The snd column contains the estimated probabilities for the positive class.

y_scores_forest = y_probas_forest[:, 1]
y_scores_forest

    array([0.89, 0.01, 0.04, ..., 1.  , 0.07, 0.12])

precisions_forest, recalls_forest, thresholds_forest = precision_recall_curve(
    y_train_5, y_scores_forest
)

precisions_forest[:5]

    array([0.09035   , 0.15528502, 0.21484917, 0.27371452, 0.3344238 ])
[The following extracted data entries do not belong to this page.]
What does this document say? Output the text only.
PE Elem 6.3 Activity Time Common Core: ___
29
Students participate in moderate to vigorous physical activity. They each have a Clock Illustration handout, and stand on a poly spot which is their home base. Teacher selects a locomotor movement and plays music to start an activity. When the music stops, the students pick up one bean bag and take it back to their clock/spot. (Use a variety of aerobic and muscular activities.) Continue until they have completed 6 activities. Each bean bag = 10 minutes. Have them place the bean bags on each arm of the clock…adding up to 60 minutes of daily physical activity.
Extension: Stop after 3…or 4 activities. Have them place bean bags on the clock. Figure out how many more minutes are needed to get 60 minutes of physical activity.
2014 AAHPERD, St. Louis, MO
idx_precision_90_forest = (precisions_forest >= 0.9).argmax()
idx_precision_90_forest

    24

recalls_forest[:5]

    array([1.        , 1.        , 0.99981553, 0.99963106, 0.9994466 ])

recalls_forest[idx_precision_90_forest]

    0.9730676996864047

thresholds_forest[:5]

    array([0.  , 0.01, 0.02, 0.03, 0.04])

thresholds_forest[idx_precision_90_forest]

    0.24

Hidden code

recall_forest = recalls_forest[idx_precision_90_forest]
precision_forest = precisions_forest[idx_precision_90_forest]
recall_sgd = recalls_sgd[idx_precision_90_sgd]
precision_sgd = precisions_sgd[idx_precision_90_sgd]


plt.plot(recalls_forest, precisions_forest, "g--", label="Random Forest")
plt.plot(recalls_sgd, precisions_sgd, "b--", label="SGD")
plt.hlines(
    np.mean(
        [
            precisions_sgd[idx_precision_90_sgd],
            precisions_forest[idx_precision_90_forest],
        ]
    ),
    0,
    1,
    "k",
    "dotted",
)
plt.vlines(
    recalls_sgd[idx_precision_90_sgd],
    0,
    precisions_sgd[idx_precision_90_sgd],
    "k",
    "dotted",
)
plt.vlines(
    recalls_forest[idx_precision_90_forest],
    0,
    precisions_forest[idx_precision_90_forest],
    "k",
    "dotted",
)
plt.scatter(
    recall_sgd,
    precision_sgd,
    c="b",
    label=f"recall {recall_forest:.2f} - precision {precision_forest:.2f}"
)
plt.scatter(
    recall_forest,
    precision_forest,
    c="g",
    label=f"recall {recall_sgd:.2f} - precision {precision_sgd:.2f}"
)

plt.xlabel("Recall")
plt.ylabel("Precision")

plt.legend()
plt.show()

auc(recalls_sgd, precisions_sgd)

    0.799819603616873

auc(recalls_forest, precisions_forest)

    1.9888394473769377

The auc metric points out that in general RandomForest performs much better than the SGD no matter the threshold. The requirements asked to have a precision of 90%, both model can achive to this metric but RandomForest with the same precision has much more recall so more samples of 5 are detected.